Comet C/2014 E2 (Jacques)

This comet, discovered in March by Cristovao Jacques at the SONEAR observatory, Brazil, is now becoming visible from the UK in the morning sky. It came to perihelion on July 2 at a solar distance of 0.66 AU and was seen shortly afterwards by the STEREO A spacecraft showing a tail disconnection event. It is now moving outwards and to higher northern declinations. Since perihelion the comet has been putting on a good show for observers to the south of us and Michael Jager in particular has been producing some nice images. Further images are available in the BAA/TA archive.

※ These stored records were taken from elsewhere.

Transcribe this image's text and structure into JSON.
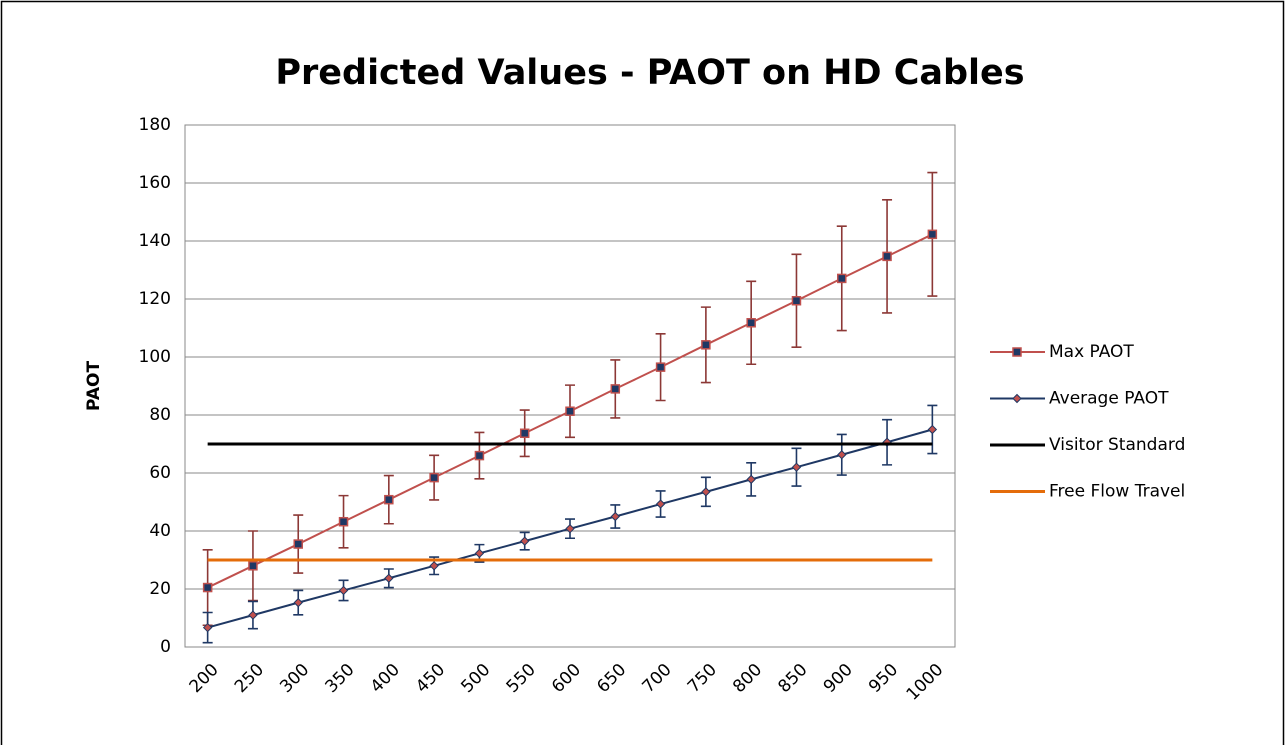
{
  "chart_data": {
    "type": "line",
    "title": "Predicted Values - PAOT on HD Cables",
    "y_label": "PAOT",
    "categories": [
      "200",
      "250",
      "300",
      "350",
      "400",
      "450",
      "500",
      "550",
      "600",
      "650",
      "700",
      "750",
      "800",
      "850",
      "900",
      "950",
      "1000"
    ],
    "series": [
      {
        "name": "Max PAOT",
        "color": "#c0504d",
        "marker": "square",
        "marker_color": "#1f3864",
        "error_color": "#8c3836",
        "values": [
          20.5,
          28,
          35.5,
          43.2,
          50.8,
          58.4,
          66,
          73.7,
          81.3,
          89,
          96.5,
          104.2,
          111.8,
          119.4,
          127.1,
          134.7,
          142.3
        ],
        "errors": [
          13,
          12,
          10,
          9,
          8.3,
          7.7,
          8,
          8,
          9,
          10,
          11.5,
          13,
          14.3,
          16,
          18,
          19.5,
          21.3
        ]
      },
      {
        "name": "Average PAOT",
        "color": "#1f3864",
        "marker": "diamond",
        "marker_color": "#c0504d",
        "error_color": "#1f3864",
        "values": [
          6.7,
          11,
          15.3,
          19.5,
          23.7,
          28,
          32.3,
          36.5,
          40.8,
          45,
          49.3,
          53.5,
          57.8,
          62,
          66.3,
          70.6,
          75
        ],
        "errors": [
          5.2,
          4.7,
          4.2,
          3.5,
          3.2,
          3,
          3,
          3,
          3.3,
          4,
          4.5,
          5,
          5.7,
          6.5,
          7,
          7.8,
          8.3
        ]
      },
      {
        "name": "Visitor Standard",
        "color": "#000000",
        "values": [
          70,
          70,
          70,
          70,
          70,
          70,
          70,
          70,
          70,
          70,
          70,
          70,
          70,
          70,
          70,
          70,
          70
        ]
      },
      {
        "name": "Free Flow Travel",
        "color": "#e46c0a",
        "values": [
          30,
          30,
          30,
          30,
          30,
          30,
          30,
          30,
          30,
          30,
          30,
          30,
          30,
          30,
          30,
          30,
          30
        ]
      }
    ],
    "ylim": [
      0,
      180
    ],
    "yticks": [
      0,
      20,
      40,
      60,
      80,
      100,
      120,
      140,
      160,
      180
    ],
    "grid": true,
    "legend": "right"
  }
}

This morning, July 23, the comet was near the bright star gamma Aurigae and was around 15 degrees up at an azimuth of 60 degrees (north of east) at the start of nautical twilight (which is around 02:20 UT at 52N). It is at a visual magnitude of around 6 at the moment and is quite condensed which makes it relatively easy to see in binoculars once it has cleared the bright twilight and horizon haze. The comet will gradually become easier to observe as July progresses as it moves north through Auriga. By August 5th the comet moves into Perseus and it will be 30 deg up in the NNE at the start of nautical morning twilight. The comet gradually fades through August reaching 7th magnitude by the end of the month. Charts are available on the computing section website or you can plot it yourself using this ephemeris.

I imaged it this morning (July 23) in hazy conditions once it had cleared the rooftops and I could also see it as a condensed fuzzy object using 11×80 binoculars from my light-polluted site. It was a relatively easy object for me and should be a much easier object from a dark site.

Image of C/2014 E2 (Jacques) taken at 02:38 UT on 2014 July 23 using a 72mm f/6 refractor and an SXVH9 CCD. The field of view is 25×20 arcmins. The comet is highly condensed and around 6th magnitude so relatively easy to find in binoculars in the morning twilight.